Но то, что Нинка уехала без спроса, без его разрешения, то, что она сама решила уехать, а не он её отпустил, обескураживало. Разве у него нет больше власти над людьми? Ему казалось, Нинка бросится за него в огонь. Служить хотела ему. Ну и чёрт с ней.

Снова пошёл в кабинет, взял в руки конверт с её почерком. «Приходила Витина мать…» Выбросил сигарету, стал собираться. Принял душ, сменил рубашку, взял из холодильника Витино лекарство.

Дождь спадал с неба беспрерывно, мелкий, назойливый; морось проникала за воротник, жгла шею холодом — совсем осенний, неизбывный дождь.

Взяла и уехала.
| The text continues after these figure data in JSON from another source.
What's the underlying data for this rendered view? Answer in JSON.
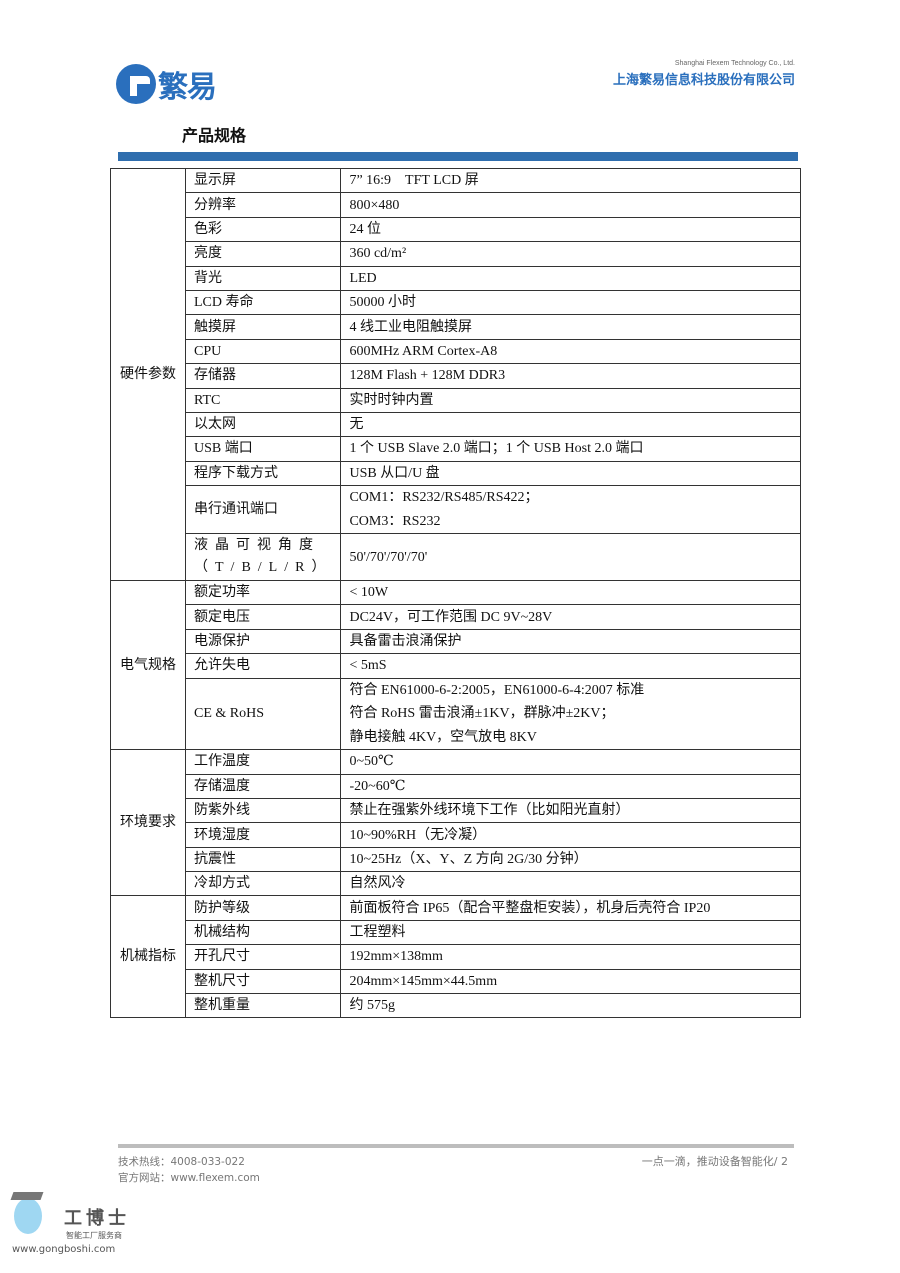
{
  "header": {
    "logo_text": "繁易",
    "company_en": "Shanghai Flexem Technology Co., Ltd.",
    "company_cn": "上海繁易信息科技股份有限公司",
    "brand_color": "#2a6fbd"
  },
  "title": "产品规格",
  "sections": [
    {
      "name": "硬件参数",
      "rows": [
        {
          "label": "显示屏",
          "value": [
            "7” 16:9　TFT LCD 屏"
          ]
        },
        {
          "label": "分辨率",
          "value": [
            "800×480"
          ]
        },
        {
          "label": "色彩",
          "value": [
            "24 位"
          ]
        },
        {
          "label": "亮度",
          "value": [
            "360 cd/m²"
          ]
        },
        {
          "label": "背光",
          "value": [
            "LED"
          ]
        },
        {
          "label": "LCD 寿命",
          "value": [
            "50000 小时"
          ]
        },
        {
          "label": "触摸屏",
          "value": [
            "4 线工业电阻触摸屏"
          ]
        },
        {
          "label": "CPU",
          "value": [
            "600MHz ARM Cortex-A8"
          ]
        },
        {
          "label": "存储器",
          "value": [
            "128M Flash + 128M DDR3"
          ]
        },
        {
          "label": "RTC",
          "value": [
            "实时时钟内置"
          ]
        },
        {
          "label": "以太网",
          "value": [
            "无"
          ]
        },
        {
          "label": "USB 端口",
          "value": [
            "1 个 USB Slave 2.0 端口；1 个 USB Host 2.0 端口"
          ]
        },
        {
          "label": "程序下载方式",
          "value": [
            "USB  从口/U 盘"
          ]
        },
        {
          "label": "串行通讯端口",
          "value": [
            "COM1：RS232/RS485/RS422；",
            "COM3：RS232"
          ]
        },
        {
          "label": "液晶可视角度（T/B/L/R）",
          "value": [
            "50'/70'/70'/70'"
          ]
        }
      ]
    },
    {
      "name": "电气规格",
      "rows": [
        {
          "label": "额定功率",
          "value": [
            "< 10W"
          ]
        },
        {
          "label": "额定电压",
          "value": [
            "DC24V，可工作范围  DC 9V~28V"
          ]
        },
        {
          "label": "电源保护",
          "value": [
            "具备雷击浪涌保护"
          ]
        },
        {
          "label": "允许失电",
          "value": [
            "< 5mS"
          ]
        },
        {
          "label": "CE & RoHS",
          "value": [
            "符合 EN61000-6-2:2005，EN61000-6-4:2007 标准",
            "符合 RoHS 雷击浪涌±1KV，群脉冲±2KV；",
            "静电接触 4KV，空气放电 8KV"
          ]
        }
      ]
    },
    {
      "name": "环境要求",
      "rows": [
        {
          "label": "工作温度",
          "value": [
            "0~50℃"
          ]
        },
        {
          "label": "存储温度",
          "value": [
            "-20~60℃"
          ]
        },
        {
          "label": "防紫外线",
          "value": [
            "禁止在强紫外线环境下工作（比如阳光直射）"
          ]
        },
        {
          "label": "环境湿度",
          "value": [
            "10~90%RH（无冷凝）"
          ]
        },
        {
          "label": "抗震性",
          "value": [
            "10~25Hz（X、Y、Z 方向 2G/30 分钟）"
          ]
        },
        {
          "label": "冷却方式",
          "value": [
            "自然风冷"
          ]
        }
      ]
    },
    {
      "name": "机械指标",
      "rows": [
        {
          "label": "防护等级",
          "value": [
            "前面板符合 IP65（配合平整盘柜安装），机身后壳符合 IP20"
          ]
        },
        {
          "label": "机械结构",
          "value": [
            "工程塑料"
          ]
        },
        {
          "label": "开孔尺寸",
          "value": [
            "192mm×138mm"
          ]
        },
        {
          "label": "整机尺寸",
          "value": [
            "204mm×145mm×44.5mm"
          ]
        },
        {
          "label": "整机重量",
          "value": [
            "约 575g"
          ]
        }
      ]
    }
  ],
  "footer": {
    "hotline": "技术热线：4008-033-022",
    "website": "官方网站：www.flexem.com",
    "slogan": "一点一滴，推动设备智能化/ 2"
  },
  "watermark": {
    "name": "工博士",
    "sub": "智能工厂服务商",
    "url": "www.gongboshi.com"
  }
}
После себя оставила дождь.

Дверь в квартиру заперта. Сколько раз Кеша приходил сюда, всегда была открыта. Не успевал войти, раздавался Витин крик: «Дядя Кеша пришёл!», и старик семенил к нему навстречу, протягивал руки: «Наконец-то, батенька!»

Кеша нажал звонок, звонок не зазвонил. Пришлось постучать. Стук получился слабым, не стук, какое-то шуршание. Ему не открыли. Как же это получается: он сам пришёл и торчит на лестнице! Это всё Нинка. Она велела идти. Распорядительница. A его вовсе и не ждут. Он застучал что было силы, приговаривая: «Посмела, посмела, посмела ослушаться». И снова стояло в ответ молчание.
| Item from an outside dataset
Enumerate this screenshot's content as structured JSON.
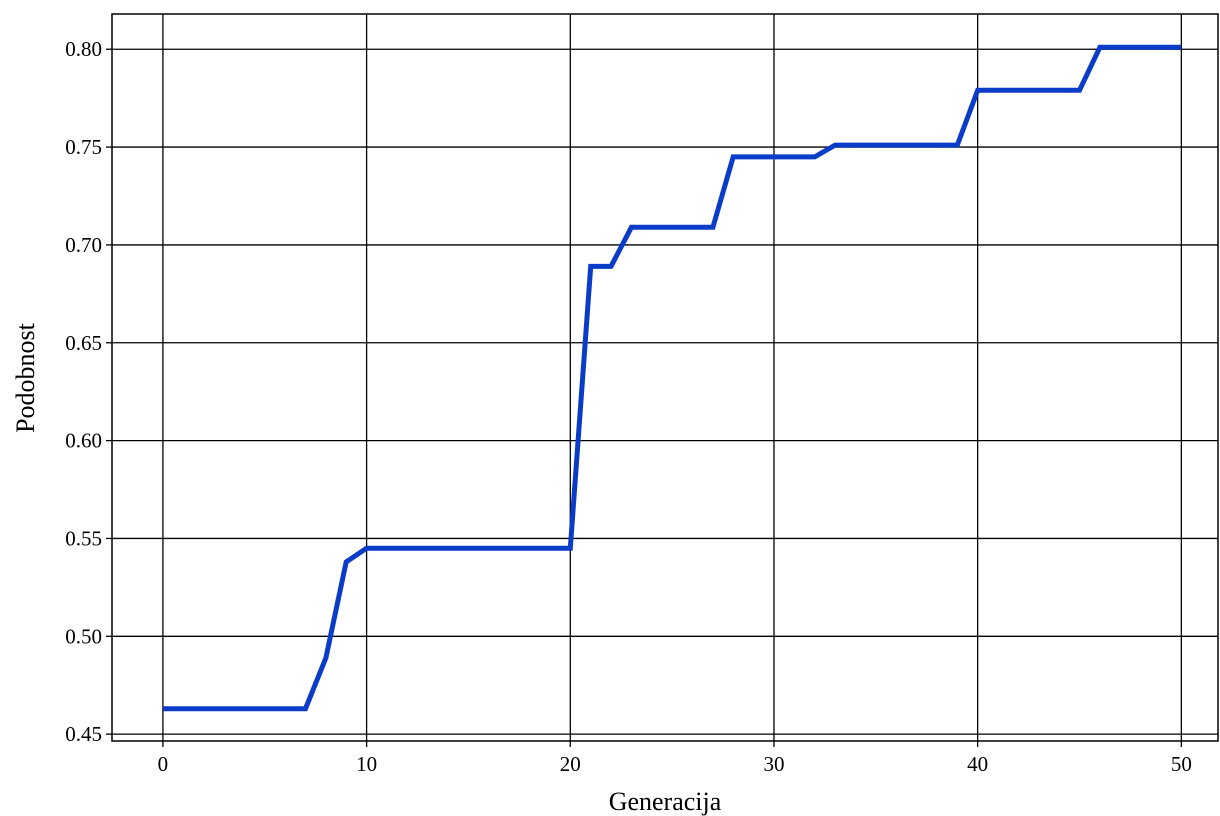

Его охватила злоба, необъяснимая, неуправляемая, такая, когда он может перебить все стёкла и проломить все двери, злоба к Вите, к его матери, а больше всего — к Нинке. Кеша замолотил в дверь ногами. Он бил дверь, как бьют, убивая, врага.

За дверью стояло молчание.

Ярость сменилась вялостью. Кеша опустился на ступеньку, уронил голову в колени. Хотелось курить, но он забыл сигареты. Сидел, не в силах пошевелиться, от ощущения беспомощности и злости снова налилась тяжестью голова.

Уехала. Взяла и уехала, словно он — это не он, а какой-нибудь обыкновенный мужик, от которого сам Бог велит уехать. Как она посмела!

Оторвать от колен голову, встать, спуститься по одному лестничному пролёту немыслимо трудно. И сидеть очень неудобно, хочется лечь, расправив руки и ноги.

— Вы что здесь хулиганите? — Срывающийся, чуть не визгливый женский голос обрушился на него. — Напился и ломится в квартиру.

Хотел спросить, откуда она знает, что он ломится, но оторвать голову от колен не смог.

— Я кому говорю, убирайтесь отсюда. Иначе позову милицию. Вы слышите? А ну, вставайте! — Видимо, женщина немного успокоилась, потому что её голос уже не дрожал и не срывался, она говорила теперь медленнее и смелее. — Не стыдно вам? Напились до бесчувствия. Вы, может, перепутали квартиру?